As we celebrate #TeacherAppreciationWeek, let’s also consider how the 1954 decision in Brown vs. Board of Education changed the face of the teaching profession and influenced the careers of black teachers in America. @TheEconomist https://t.co/SFfcznGWHw
– Center for Educational Opportunity (@CtrForEduOpp) May 3, 2021
Today we are still in shock from this blow: Black teachers represent just over 6% of all teachers.

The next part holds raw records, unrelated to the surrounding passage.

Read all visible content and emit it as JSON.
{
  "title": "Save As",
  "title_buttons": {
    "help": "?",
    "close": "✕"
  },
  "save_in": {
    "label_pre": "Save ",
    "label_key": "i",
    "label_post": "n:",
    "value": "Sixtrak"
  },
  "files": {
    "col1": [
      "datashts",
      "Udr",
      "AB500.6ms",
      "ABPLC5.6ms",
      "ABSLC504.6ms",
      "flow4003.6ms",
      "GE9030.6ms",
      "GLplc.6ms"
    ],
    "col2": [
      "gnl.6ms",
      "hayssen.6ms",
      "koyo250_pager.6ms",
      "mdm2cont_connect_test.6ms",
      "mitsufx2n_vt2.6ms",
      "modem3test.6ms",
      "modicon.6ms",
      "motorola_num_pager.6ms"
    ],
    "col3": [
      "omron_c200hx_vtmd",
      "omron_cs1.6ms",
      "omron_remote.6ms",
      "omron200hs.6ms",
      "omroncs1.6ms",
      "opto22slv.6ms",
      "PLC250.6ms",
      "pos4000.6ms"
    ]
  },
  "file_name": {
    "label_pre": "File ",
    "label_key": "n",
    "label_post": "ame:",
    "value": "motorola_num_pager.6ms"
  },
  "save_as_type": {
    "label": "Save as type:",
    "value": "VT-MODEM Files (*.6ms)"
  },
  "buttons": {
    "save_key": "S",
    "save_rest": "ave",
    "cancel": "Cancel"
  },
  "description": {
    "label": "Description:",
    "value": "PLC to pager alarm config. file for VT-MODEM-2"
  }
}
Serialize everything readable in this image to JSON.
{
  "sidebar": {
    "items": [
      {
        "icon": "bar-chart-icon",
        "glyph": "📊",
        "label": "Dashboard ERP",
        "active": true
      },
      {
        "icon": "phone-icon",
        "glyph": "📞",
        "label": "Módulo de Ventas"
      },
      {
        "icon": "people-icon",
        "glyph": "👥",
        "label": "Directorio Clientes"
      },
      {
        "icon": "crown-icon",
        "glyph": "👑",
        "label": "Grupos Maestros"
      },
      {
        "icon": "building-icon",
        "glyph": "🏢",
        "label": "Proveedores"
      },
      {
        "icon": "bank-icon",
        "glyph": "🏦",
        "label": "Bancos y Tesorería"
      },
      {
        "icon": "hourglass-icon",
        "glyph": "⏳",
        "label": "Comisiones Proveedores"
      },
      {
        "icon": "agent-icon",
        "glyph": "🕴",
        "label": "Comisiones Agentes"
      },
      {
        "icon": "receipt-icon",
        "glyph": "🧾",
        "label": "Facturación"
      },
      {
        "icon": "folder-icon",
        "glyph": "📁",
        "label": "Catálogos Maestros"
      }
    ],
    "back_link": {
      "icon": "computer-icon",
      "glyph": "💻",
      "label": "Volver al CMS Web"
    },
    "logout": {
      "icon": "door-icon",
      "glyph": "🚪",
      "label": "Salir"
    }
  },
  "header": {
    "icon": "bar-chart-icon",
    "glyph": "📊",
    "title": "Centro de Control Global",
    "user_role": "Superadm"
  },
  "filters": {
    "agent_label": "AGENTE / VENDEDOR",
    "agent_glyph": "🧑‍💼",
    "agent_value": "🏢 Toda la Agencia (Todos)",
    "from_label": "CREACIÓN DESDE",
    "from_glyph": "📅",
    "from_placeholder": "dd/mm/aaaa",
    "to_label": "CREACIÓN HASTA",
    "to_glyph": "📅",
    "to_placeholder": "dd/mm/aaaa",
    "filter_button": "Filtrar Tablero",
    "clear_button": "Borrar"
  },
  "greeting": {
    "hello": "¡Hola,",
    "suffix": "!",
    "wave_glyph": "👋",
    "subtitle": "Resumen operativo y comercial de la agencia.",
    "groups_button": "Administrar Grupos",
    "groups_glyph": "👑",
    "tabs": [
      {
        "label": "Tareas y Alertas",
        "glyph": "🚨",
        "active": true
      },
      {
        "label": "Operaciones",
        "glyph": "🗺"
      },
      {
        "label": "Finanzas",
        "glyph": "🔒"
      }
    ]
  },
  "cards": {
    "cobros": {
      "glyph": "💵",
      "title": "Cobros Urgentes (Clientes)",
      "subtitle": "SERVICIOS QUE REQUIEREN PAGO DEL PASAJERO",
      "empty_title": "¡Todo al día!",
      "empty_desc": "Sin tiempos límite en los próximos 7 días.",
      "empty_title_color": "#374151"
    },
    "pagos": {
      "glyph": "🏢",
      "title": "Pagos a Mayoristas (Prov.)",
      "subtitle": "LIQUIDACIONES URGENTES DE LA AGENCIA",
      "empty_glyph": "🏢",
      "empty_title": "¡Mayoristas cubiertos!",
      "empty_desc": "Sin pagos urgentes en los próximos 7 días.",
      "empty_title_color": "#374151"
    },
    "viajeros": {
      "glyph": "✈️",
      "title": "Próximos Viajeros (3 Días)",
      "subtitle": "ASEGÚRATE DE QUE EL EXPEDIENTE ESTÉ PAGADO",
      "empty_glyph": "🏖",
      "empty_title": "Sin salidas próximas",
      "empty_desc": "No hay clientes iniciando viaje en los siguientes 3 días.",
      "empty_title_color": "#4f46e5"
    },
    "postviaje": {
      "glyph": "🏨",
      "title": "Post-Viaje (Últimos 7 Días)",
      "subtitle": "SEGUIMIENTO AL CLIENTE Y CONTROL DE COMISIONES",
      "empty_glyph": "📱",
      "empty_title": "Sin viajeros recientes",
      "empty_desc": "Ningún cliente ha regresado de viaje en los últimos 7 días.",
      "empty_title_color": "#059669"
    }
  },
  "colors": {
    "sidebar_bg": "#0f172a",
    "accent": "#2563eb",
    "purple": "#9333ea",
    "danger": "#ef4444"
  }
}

Meanwhile, we underestimate our ability to educate and develop academic systems, when in fact we have been doing so throughout the pandemic. Nor is it forgotten or taught how we built and maintained our own schools throughout history when racism kept us out of white educational institutions. Yes, we hear about HBCUs, but where was the education about freedom schools? I would answer: it has been conveniently overlooked, just as rebellions have been overlooked in plantation Bible studies.
This is why I am so passionate about this political microaggression against black people. This is why I am so supportive of teaching real American history. And if the traditional system can’t do it – and I don’t think it can – then I would strongly support sending the kids to schools run by us, so we can give them the education they need.
And I want to make two things clear before I go. I’m not a psychologist or a sociologist. But it seems to me that part of this trust and submission is due to the same conditioning reinforced by historical practices of oppression and manipulation passed down from generation to generation among blacks – what Dr. Joy DeGruy calls post-traumatic slavery syndrome.
I am not calling black people ignorant or irresponsible in our decision to keep our children in these schools. I’m also not saying that leaving the traditional public school system will be easy. But I ask us to be mindful of the connections created to undermine our intelligence and self-determination, and to address the temporary discomfort of abandoning the normality of oppression in the name of future educational liberation.
So I’m going to finish up here. One of the principles of the slave code was: No slave can leave his plantation without the written permission of his master. If we are truly free, or if that is the goal, from whom do we expect permission to leave the plantation? These chains must be broken somewhere and somehow – why not start with education?